Te trataré como a una reina.


 

Los sueños y objetivos son una especie de puentes que concatenan un día con el siguiente. Si hace buen tiempo, el caminante transita por ellos de forma relativamente sosegada. Cuando los vientos huracanados agitan el oleaje del mar de las circunstancias, la humedecida superficie del puente obliga al paseante a asirse con fuerza a la barandilla para no caer. La situación se torna mucho más compleja cuando esas grandes olas chocan violentamente contra el puente y lo destruyen. ¿Qué hacer entonces? ¿Hacia dónde dirigirnos?

 

En Te trataré como a una reina (1983), de Rosa Montero, encontramos un abanico de personajes completamente frustrados y derrotados que ejemplifican lo que no debemos hacer.

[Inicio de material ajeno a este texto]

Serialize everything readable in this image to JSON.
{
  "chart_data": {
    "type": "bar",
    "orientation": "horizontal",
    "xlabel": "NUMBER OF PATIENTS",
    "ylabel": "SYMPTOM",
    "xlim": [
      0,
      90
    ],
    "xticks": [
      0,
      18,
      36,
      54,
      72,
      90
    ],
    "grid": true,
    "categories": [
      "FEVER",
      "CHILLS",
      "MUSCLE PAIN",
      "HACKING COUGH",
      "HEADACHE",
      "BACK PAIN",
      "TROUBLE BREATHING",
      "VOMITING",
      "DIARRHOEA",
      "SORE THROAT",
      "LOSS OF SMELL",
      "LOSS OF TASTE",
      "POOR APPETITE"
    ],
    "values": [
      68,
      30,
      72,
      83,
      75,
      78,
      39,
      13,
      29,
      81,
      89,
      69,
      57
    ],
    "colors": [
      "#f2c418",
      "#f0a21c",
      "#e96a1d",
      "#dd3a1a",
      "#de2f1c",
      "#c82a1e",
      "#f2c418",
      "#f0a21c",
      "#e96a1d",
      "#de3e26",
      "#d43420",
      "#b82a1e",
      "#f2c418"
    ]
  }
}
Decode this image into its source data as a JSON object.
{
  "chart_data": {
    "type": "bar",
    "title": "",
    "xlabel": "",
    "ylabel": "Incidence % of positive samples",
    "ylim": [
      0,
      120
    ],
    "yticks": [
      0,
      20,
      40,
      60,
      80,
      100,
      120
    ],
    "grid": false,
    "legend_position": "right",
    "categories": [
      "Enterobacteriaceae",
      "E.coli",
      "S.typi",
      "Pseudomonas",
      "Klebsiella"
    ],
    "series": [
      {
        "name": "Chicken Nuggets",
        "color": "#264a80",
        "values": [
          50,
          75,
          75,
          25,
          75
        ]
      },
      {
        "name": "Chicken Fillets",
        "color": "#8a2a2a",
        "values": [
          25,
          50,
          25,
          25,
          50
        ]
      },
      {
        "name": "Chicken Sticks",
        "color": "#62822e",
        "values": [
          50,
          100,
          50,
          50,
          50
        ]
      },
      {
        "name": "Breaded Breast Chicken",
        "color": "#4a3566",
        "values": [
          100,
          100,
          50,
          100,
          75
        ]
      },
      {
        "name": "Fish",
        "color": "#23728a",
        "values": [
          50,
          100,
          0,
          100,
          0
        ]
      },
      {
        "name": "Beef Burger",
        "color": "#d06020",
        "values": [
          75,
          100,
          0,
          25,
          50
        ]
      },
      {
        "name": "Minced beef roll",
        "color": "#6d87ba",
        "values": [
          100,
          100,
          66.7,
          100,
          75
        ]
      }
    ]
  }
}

Por ejemplo, Antonio, un funcionario cuyo sueño de ser perfumista se vio truncado por las deudas paternas, desarrolla una vida ficticia no sólo para intentar vencer el tedio que le produce la realidad efectivamente existente, sino también para manipular y humillar a otras personas (no es feliz y, por ende, no le importa cercenar los sueños de los demás). Es un hombre completamente alejado de la concepción cristiano-católica del amor, esto es, la de amar a las personas por sí mismas y no por cuanto puedan reportarnos algún tipo de beneficio (económico, laboral, político...).

 

Otros personajes se muestran incapaces a la hora de superar la parálisis que les provoca el miedo, por lo que sólo tienen dos opciones: desarrollar comportamientos patológicos, como en el caso de Antonia, o aceptar el fracaso sin intentar buscar otra salida; dejarse arrastrar por el oleaje sin saber realmente lo que se vive. Bella, una mujer que soñaba con ser una afamada cantante de boleros, se encuentra en este último grupo, pero no podemos decir que sea pesimista en tanto que alberga una mínima esperanza de cambio, si bien fantasiosa: es imposible alcanzar metas que se encuentran en una quinta dimensión... Por otra parte, ha perdido la firmeza y puede llegar a ser presa de cualquier desnortado o, incluso, de la propia locura. 

 

Además de acusar grandes carencias afectivas, los personajes de esta sórdida novela se muestran impotentes a la hora de redirigir sus metas y de que éstas sean realistas, factibles. Errar es de humanos, y, aunque veamos conveniente algo en un momento dado, puede que no lo sea realmente; también puede darse el caso de que surjan imprevistos o de que los medios disponibles hayan variado. El problema radica en quedarse anclado en los frustrados proyectos del pasado, en dejarse vencer por la fuerza de la inercia como si ya nada mereciese la pena y sin intentar mejorar nuestra vida y la de nuestro entorno. 

 

Esto último, la capacidad de caminar y redirigir nuestros objetivos para mejorarnos y beneficiar, al mismo tiempo, a los demás, es muy importante. Como adelantamos líneas más arriba, los personajes de la novela no aman a las personas por sí mismas y, en consecuencia, tampoco empatizan con ellas. Son víctimas de un mundo corrupto y mediocre dominado por el Dinero y la Vanidad: se mide el valor de las personas (no es casual que se utilice el término «valor», es decir, su precio en el mercado), pero se olvidan las virtudes cristianas. 

 

En una sociedad hiperconectada pero en la que, paradójicamente, reinan la soledad, la división, las adicciones y los problemas de salud mental, urge volver a mirar la realidad a través de las lentes del Amor: nuestras obras han de estar siempre guiadas por esa estrella que brilla eternamente en la oscuridad y que antaño indicó el camino a los Magos. Si bien la senda de la vida no está exenta de dificultades, hemos de seguir aprendiendo y siempre hacia adelante con fortaleza, realizando buenas obras y enarbolando las banderas del Amor y la Razón: qui creavit te sine te, non salvabit te sine te, decía San Agustín.